Xavier BERJOTDe très nombreux salariés utilisent un véhicule de service dans le cadre de leurs fonctions. Il n’est pas toujours aisé, pour l’employeur, de savoir qui doit payer les amendes liées à une infraction commise par le salarié.

1. Principe : une responsabilité personnelle

Selon l’article L. 121-1, alinéa 1er du Code de la Route :

- « Le conducteur d'un véhicule est responsable pénalement des infractions commises par lui dans la conduite dudit véhicule. »


Conformément à ce texte, le salarié supporte donc, par principe, la responsabilité du paiement des amendes, à condition bien sûr qu’il soit le conducteur ayant commis l’infraction.

Ce texte est conforme aux règles générales du droit pénal, selon lesquelles la responsabilité pénale est personnelle.

 

2. Première exception : mise à la charge de l'employeur du paiement des amendes

Par exception, le tribunal de police peut décider de mettre à la charge de l’employeur le paiement des amendes.

Cette solution est prévue par l’alinéa 2 de l’article L. 121-1 précité, selon lequel :

- « Toutefois, lorsque le conducteur a agi en qualité de préposé, le tribunal pourra, compte tenu des circonstances de fait et des conditions de travail de l'intéressé, décider que le paiement des amendes de police prononcées en vertu du présent code sera, en totalité ou en partie, à la charge du commettant si celui-ci a été cité à l'audience. »

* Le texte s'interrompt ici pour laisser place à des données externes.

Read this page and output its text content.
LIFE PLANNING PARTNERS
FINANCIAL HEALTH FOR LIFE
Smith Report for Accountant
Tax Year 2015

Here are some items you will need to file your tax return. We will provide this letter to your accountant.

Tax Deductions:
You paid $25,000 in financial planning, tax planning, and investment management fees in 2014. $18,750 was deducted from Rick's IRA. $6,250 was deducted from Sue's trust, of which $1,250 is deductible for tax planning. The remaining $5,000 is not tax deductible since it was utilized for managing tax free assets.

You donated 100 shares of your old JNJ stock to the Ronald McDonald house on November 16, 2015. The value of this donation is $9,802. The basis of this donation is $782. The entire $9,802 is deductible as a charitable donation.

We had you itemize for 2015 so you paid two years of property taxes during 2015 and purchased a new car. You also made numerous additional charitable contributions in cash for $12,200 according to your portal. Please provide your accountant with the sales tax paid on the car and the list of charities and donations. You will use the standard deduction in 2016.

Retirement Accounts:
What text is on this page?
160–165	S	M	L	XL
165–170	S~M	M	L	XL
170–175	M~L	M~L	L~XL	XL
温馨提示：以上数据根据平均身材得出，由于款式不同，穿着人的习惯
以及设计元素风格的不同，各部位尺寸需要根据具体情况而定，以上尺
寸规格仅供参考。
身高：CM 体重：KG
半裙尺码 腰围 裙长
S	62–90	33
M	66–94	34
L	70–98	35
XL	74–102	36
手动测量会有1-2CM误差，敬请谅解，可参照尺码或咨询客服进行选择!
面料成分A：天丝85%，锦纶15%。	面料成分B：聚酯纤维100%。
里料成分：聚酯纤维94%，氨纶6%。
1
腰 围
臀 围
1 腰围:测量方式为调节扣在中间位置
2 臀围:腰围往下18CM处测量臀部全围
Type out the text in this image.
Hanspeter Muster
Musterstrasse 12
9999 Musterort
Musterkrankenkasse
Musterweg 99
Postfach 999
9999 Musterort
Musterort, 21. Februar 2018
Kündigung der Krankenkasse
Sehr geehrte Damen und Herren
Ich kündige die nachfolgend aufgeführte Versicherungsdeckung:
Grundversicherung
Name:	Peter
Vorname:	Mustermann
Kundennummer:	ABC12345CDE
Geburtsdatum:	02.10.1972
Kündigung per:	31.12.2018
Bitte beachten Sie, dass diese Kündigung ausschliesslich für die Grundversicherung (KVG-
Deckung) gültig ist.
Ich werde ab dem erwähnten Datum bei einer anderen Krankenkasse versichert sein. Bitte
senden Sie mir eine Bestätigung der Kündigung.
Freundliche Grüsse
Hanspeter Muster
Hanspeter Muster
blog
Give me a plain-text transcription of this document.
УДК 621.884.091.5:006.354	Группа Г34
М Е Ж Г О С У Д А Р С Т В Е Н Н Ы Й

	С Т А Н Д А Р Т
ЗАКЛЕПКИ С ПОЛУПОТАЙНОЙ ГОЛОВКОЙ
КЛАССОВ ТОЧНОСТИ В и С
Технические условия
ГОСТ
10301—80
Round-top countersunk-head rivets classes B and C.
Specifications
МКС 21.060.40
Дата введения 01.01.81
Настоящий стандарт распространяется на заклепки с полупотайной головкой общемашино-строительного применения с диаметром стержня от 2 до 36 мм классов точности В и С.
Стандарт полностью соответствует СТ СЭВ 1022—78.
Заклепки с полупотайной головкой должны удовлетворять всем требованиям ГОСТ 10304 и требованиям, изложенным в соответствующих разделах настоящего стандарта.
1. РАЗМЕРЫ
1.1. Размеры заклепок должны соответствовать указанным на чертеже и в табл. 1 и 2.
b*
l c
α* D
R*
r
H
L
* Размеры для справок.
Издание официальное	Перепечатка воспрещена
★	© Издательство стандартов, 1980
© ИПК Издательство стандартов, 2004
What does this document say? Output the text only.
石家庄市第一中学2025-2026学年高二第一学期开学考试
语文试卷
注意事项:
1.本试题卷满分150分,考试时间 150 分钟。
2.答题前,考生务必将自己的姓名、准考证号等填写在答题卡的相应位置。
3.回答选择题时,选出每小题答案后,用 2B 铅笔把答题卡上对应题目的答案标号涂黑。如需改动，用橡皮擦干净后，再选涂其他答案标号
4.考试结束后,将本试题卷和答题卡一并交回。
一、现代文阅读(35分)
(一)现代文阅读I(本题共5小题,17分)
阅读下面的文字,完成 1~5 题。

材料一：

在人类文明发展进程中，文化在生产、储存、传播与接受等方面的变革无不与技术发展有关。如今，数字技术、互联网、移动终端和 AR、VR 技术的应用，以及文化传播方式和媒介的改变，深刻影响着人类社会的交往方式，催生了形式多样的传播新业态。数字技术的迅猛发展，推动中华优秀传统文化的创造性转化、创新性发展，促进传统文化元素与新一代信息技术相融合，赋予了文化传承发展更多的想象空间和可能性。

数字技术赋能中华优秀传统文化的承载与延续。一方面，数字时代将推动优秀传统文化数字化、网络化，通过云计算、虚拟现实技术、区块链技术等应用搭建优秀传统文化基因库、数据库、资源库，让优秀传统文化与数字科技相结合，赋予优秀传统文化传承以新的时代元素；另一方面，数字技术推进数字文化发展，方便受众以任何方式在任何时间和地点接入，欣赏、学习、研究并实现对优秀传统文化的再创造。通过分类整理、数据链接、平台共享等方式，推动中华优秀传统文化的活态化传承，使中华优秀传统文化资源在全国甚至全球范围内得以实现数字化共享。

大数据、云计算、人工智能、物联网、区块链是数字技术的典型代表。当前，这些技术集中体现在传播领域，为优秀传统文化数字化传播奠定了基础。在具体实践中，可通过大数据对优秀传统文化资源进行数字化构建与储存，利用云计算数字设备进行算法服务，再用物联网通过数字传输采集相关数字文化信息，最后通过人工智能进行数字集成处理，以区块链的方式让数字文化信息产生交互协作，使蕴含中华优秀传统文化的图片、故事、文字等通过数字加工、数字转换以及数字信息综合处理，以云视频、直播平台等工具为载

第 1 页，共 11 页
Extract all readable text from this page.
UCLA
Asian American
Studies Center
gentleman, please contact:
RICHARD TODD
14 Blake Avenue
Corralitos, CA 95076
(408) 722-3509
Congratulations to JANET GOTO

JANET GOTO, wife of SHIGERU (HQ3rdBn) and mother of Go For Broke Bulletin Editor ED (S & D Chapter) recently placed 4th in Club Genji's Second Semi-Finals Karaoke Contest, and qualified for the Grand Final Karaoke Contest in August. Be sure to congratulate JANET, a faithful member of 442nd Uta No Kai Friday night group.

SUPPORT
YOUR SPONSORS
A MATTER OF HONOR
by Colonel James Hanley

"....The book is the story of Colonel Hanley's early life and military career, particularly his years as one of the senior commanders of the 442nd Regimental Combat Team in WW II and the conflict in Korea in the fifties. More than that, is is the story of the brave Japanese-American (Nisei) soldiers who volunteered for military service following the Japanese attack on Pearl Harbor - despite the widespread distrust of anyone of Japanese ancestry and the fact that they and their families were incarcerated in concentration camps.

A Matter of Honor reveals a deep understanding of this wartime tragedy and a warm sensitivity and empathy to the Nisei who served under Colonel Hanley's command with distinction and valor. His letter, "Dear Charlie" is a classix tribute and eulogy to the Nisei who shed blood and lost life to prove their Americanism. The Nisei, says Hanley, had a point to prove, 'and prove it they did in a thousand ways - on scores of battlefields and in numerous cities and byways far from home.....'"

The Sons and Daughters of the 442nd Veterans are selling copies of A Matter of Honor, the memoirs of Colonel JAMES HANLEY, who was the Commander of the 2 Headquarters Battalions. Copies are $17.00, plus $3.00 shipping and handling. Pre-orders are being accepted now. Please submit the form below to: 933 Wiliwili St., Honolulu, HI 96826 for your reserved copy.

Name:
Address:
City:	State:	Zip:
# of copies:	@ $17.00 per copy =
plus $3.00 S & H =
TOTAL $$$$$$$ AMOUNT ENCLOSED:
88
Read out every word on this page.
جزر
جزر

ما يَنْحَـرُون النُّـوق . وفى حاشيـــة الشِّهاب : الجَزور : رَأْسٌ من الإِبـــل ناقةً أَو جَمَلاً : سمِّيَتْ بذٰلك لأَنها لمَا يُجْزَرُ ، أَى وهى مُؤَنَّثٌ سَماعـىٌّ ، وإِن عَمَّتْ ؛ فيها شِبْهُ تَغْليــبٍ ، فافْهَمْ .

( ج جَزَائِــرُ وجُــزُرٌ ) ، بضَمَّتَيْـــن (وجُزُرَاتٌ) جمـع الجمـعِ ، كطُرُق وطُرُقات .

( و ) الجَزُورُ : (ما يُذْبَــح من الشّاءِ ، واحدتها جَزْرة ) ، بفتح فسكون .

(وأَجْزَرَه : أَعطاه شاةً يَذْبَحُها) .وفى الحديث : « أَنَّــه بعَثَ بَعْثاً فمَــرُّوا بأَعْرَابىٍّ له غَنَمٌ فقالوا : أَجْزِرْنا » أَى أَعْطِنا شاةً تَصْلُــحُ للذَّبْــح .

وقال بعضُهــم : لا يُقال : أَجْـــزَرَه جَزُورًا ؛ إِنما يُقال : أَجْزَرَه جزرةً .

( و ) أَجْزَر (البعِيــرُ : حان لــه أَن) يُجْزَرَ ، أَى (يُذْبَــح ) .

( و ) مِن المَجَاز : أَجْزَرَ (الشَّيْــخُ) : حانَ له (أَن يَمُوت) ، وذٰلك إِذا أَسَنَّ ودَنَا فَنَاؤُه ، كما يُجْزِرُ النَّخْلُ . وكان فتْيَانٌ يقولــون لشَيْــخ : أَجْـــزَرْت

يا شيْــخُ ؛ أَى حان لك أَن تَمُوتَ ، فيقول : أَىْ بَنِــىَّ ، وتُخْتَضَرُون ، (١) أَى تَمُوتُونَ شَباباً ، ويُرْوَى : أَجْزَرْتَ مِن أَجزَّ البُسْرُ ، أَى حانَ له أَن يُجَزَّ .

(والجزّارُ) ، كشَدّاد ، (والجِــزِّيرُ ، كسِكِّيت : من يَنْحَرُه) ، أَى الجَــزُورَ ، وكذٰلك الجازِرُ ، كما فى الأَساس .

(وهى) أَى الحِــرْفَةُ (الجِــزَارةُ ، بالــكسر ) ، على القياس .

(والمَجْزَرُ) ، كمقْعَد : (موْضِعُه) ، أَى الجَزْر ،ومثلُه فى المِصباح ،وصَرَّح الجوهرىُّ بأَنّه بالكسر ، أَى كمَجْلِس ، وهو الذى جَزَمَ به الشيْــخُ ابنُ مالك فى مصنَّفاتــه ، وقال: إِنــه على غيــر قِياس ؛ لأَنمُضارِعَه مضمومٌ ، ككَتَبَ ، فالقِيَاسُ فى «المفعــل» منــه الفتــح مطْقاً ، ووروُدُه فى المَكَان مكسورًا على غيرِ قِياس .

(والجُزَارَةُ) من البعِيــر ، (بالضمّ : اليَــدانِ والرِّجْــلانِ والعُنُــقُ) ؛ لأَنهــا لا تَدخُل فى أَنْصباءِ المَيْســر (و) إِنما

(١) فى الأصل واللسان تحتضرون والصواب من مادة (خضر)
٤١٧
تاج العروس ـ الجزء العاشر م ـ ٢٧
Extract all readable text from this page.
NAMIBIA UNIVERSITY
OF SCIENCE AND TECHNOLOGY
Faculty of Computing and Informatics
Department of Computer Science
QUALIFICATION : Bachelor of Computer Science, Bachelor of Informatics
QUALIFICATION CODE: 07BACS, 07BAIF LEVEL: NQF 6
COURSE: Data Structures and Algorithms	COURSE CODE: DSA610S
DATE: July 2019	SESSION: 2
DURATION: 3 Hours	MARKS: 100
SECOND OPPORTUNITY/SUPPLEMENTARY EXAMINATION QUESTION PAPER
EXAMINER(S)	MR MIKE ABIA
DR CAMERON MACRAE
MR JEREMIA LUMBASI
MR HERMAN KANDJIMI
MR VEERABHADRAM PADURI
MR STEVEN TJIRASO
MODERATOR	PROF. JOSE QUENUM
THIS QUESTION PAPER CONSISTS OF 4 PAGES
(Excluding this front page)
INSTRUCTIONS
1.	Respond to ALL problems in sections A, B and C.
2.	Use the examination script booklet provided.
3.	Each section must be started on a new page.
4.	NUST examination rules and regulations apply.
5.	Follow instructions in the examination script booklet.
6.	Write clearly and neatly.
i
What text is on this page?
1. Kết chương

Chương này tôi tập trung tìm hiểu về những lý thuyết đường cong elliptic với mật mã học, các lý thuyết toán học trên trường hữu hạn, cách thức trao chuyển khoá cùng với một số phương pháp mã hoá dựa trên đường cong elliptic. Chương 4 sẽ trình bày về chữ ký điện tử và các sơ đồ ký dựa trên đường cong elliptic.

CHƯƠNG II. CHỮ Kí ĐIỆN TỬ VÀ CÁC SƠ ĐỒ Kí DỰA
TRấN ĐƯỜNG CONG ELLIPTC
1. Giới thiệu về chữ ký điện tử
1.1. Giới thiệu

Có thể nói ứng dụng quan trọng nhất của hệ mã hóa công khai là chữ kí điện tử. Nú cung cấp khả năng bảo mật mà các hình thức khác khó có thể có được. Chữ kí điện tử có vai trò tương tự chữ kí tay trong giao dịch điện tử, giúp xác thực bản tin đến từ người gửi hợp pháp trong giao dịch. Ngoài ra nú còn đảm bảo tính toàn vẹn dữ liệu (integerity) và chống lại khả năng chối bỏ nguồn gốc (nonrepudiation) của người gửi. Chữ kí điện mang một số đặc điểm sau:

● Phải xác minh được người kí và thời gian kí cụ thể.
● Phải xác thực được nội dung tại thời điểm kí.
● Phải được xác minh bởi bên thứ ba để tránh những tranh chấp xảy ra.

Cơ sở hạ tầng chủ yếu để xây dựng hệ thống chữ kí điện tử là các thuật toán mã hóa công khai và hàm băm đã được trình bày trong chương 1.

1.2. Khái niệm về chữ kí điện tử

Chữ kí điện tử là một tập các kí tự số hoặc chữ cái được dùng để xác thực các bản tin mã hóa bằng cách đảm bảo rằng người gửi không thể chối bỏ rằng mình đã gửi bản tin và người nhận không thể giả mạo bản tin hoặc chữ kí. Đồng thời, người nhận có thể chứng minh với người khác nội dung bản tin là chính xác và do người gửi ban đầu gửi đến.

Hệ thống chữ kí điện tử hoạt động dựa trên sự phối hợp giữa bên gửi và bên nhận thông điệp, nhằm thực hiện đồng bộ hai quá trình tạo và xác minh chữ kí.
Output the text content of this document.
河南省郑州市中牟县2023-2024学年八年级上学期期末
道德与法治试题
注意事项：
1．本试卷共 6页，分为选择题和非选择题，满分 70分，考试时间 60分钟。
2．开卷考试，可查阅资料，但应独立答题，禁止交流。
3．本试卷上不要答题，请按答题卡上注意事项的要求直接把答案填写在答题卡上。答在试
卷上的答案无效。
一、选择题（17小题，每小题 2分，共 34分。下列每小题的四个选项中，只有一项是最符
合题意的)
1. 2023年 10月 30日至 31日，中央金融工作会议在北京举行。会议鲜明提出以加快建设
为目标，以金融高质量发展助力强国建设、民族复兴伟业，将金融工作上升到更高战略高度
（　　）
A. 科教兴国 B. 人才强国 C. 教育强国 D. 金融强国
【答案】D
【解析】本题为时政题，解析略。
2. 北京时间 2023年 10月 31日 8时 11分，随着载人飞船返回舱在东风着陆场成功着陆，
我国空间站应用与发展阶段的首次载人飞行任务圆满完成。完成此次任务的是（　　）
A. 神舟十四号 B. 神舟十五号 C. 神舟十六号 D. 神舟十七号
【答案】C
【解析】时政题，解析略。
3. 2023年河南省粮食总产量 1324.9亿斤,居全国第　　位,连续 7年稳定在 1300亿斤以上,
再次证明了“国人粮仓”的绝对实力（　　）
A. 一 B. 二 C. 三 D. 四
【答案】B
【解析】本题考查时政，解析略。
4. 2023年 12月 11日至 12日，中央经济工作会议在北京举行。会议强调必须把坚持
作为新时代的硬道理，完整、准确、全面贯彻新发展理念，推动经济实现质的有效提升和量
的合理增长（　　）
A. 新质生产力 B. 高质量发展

Pour la Cour de cassation, le texte (ancien article L. 21, devenu l’article L. 121-1) n’institue pour le juge du fond qu’une simple faculté dont l'usage relève de sa seule appréciation (Cass. Crim. 11 juillet 1978, n° 78-90340).

Une réponse ministérielle du 19 avril 1968 (Rép. Cartier : AN 19 avril 1968) avait donné quelques indications sur la mise à la charge de l’employeur du paiement de ces amendes :

- « Les exigences de l'alinéa 2 de l'article L 21 peuvent être considérées comme réunies chaque fois qu'à un titre quelconque le comportement de l'employeur a pu influer sur la commission de la contravention par le préposé : tel serait le cas, par exemple, du refus de priorité commis par un chauffeur salarié ayant pour instruction d'effectuer une livraison dans un délai trop strictement limité, de la faute de conduite imputable à un préposé fatigué par un trajet trop long imposé par son patron, etc. »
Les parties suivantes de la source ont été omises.